Ma allora quali sono gli ostacoli agli investimenti esteri?
«Gli stranieri temono i cambiamenti repentini delle regole. Vogliono norme che siano chiare e semplici, soprattutto nell’ambito fiscale. Un’impresa avvia un processo di studio che può durare mesi e non vuole trovarsi alla fine con le carte in tavola cambiate. E poi nel campo della giustizia civile ci sono tempi lunghi e incertezze interpretative. Comunque, ad esempio, i tempi di costituzione di una società e di avviamento dell’attività sono molto migliorati».
Molti pensano: gli stranieri investono perché ci vogliono colonizzare.
«In alcuni casi, che riguardano anche Torino, si è chiesto al governo di ricorrere al Golden power.

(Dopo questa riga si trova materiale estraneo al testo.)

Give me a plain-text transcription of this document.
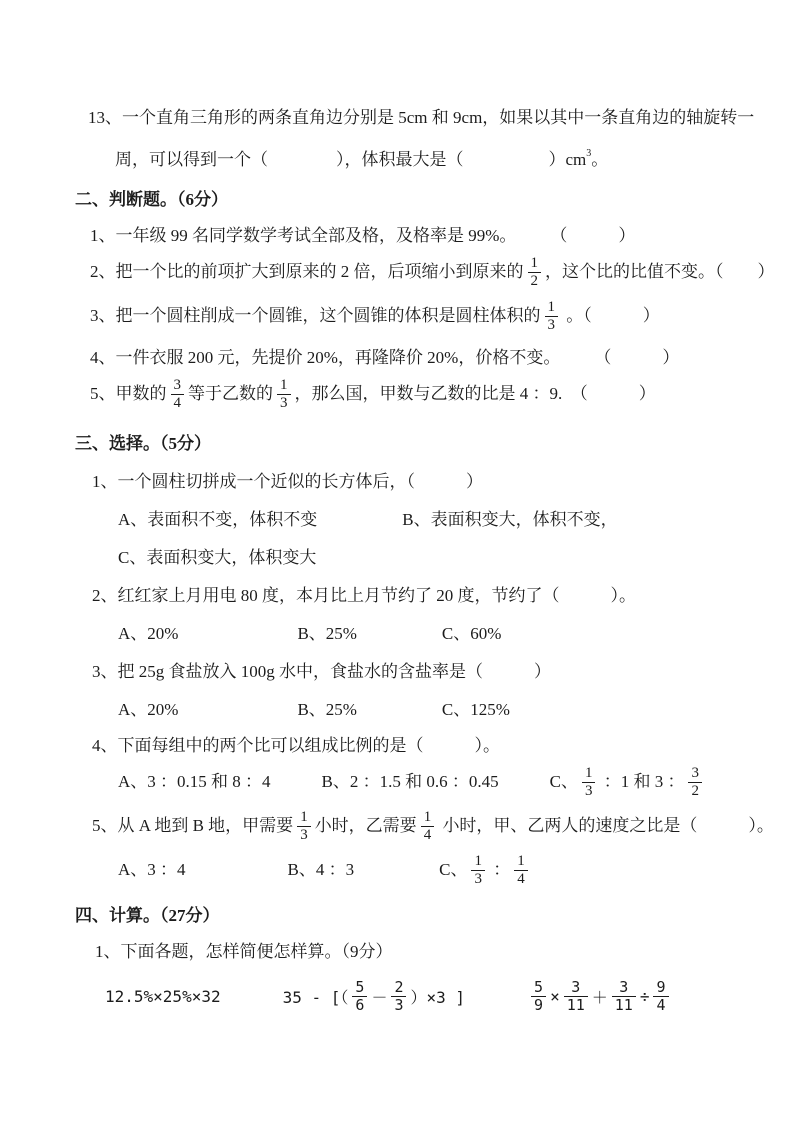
13、一个直角三角形的两条直角边分别是 5cm 和 9cm，如果以其中一条直角边的轴旋转一
周，可以得到一个（　　　　），体积最大是（　　　　　）$cm^3$ 。
二、判断题。（6分）
1、一年级 99 名同学数学考试全部及格，及格率是 99%。　　　（　　　）
2、把一个比的前项扩大到原来的 2 倍，后项缩小到原来的 $\frac{1}{2}$ ，这个比的比值不变。（　　）
3、把一个圆柱削成一个圆锥，这个圆锥的体积是圆柱体积的 $\frac{1}{3}$ 。（　　　）
4、一件衣服 200 元，先提价 20%，再隆降价 20%，价格不变。　　　（　　　）
5、甲数的 $\frac{3}{4}$ 等于乙数的 $\frac{1}{3}$ ，那么国，甲数与乙数的比是 4 ：9.　（　　　）
三、选择。（5分）
1、一个圆柱切拼成一个近似的长方体后，（　　　）
A、表面积不变，体积不变　　　　　B、表面积变大，体积不变，
C、表面积变大，体积变大
2、红红家上月用电 80 度，本月比上月节约了 20 度，节约了（　　　）。
A、20%　　　　　　　B、25%　　　　　C、60%
3、把 25g 食盐放入 100g 水中，食盐水的含盐率是（　　　）
A、20%　　　　　　　B、25%　　　　　C、125%
4、下面每组中的两个比可以组成比例的是（　　　）。
A、3 ：0.15 和 8 ：4　　　B、2 ：1.5 和 0.6 ：0.45　　　C、 $\frac{1}{3}$ ：1 和 3 ： $\frac{3}{2}$
5、从 A 地到 B 地，甲需要 $\frac{1}{3}$ 小时，乙需要 $\frac{1}{4}$ 小时，甲、乙两人的速度之比是（　　　）。
A、3 ：4　　　　　　B、4 ：3　　　　　C、 $\frac{1}{3}$ ： $\frac{1}{4}$
四、计算。（27分）
1、下面各题，怎样简便怎样算。（9分）
12.5%×25%×32	35 - [（ $\frac{5}{6} - \frac{2}{3} )\times 3$ ]	$\frac{5}{9} \times \frac{3}{11} + \frac{3}{11} \div \frac{9}{4}$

Molti timori sono però anacronistici e nascono dal fatto che l’arrivo di nuovi attori economici cambia certe regole del gioco. C’è un paradosso: da un lato si spinge perché l’imprenditore straniero investa in Italia, e dall’altro c’è il timore della colonizzazione. Esemplare, visto che siamo a Torino, è il caso Stellantis: si chiede di favorire l’arrivo di un produttore straniero, in particolare cinese, in alternativa a quello che si ritiene in sostanziale ripiegamento».
A proposito di Stellantis, qual è il suo parere?
«A Torino abbiamo avuto un manager come Sergio Marchionne che ha fatto quasi un miracolo, riportando la Fiat a una dimensione e a una considerazione di primo piano a livello internazionale. Dopo questa fase penso che si sia ritenuto necessario trovare ulteriori aggregazioni per rafforzarsi. Comunque, il Piemonte è ancora la prima regione italiana per numero di imprese della componentistica automotive. Registra circa il 45% dei ricavi del settore automobilistico nazionale, qui è possibile trovare il know-how necessario per la mobilità del futuro. Certo, per questa filiera il momento è difficile e non solo per le scelte di Stellantis, ma per la spinta forse un po’ troppo accelerata verso la propulsione elettrica e penso che possano esserci delle modifiche al riguardo».
Quanto sono attrattivi il Piemonte e Torino?
«Secondo un recente report del Financial Times, il Piemonte è la sesta regione attrattiva per investimenti in Europa. Ci sono realtà imprenditoriali di primissimo ordine non solo nell’automotive, ma nell’aerospazio, nell’alimentare, nel tessile, nell’Ict. Torino poi è una città bellissima e di grande cultura imprenditoriale e non solo. Se, ad esempio, un marchio del lusso come Cartier ha deciso di venire a Torino, dando lavoro a 400 persone, c’è un motivo. Sono ottimista sul futuro della città».
E che cosa ci vuole per attrarre più talenti o per far rientrare i talenti che sono andati via?
«C’è una classifica del Global Talent Survey che piazza l’Italia al 12° posto al mondo per attrattività lavorativa. Dobbiamo migliorare e per farlo ci sta aiutando sicuramente la cosiddetta normativa sugli “impatriati”, rivolta a chi abbia una cultura universitaria. Offre rilevanti vantaggi di natura fiscale. Ma chi pensa di venire in Italia valuta tre cose in particolare: stipendio, crescita professionale e flessibilità, cioè la possibilità di cambiare azienda e fare nuove esperienze. Da questo punto di vista soprattutto per i giovani le carriere sono un po’ frenate, all’estero sono più rapide e meglio retribuite».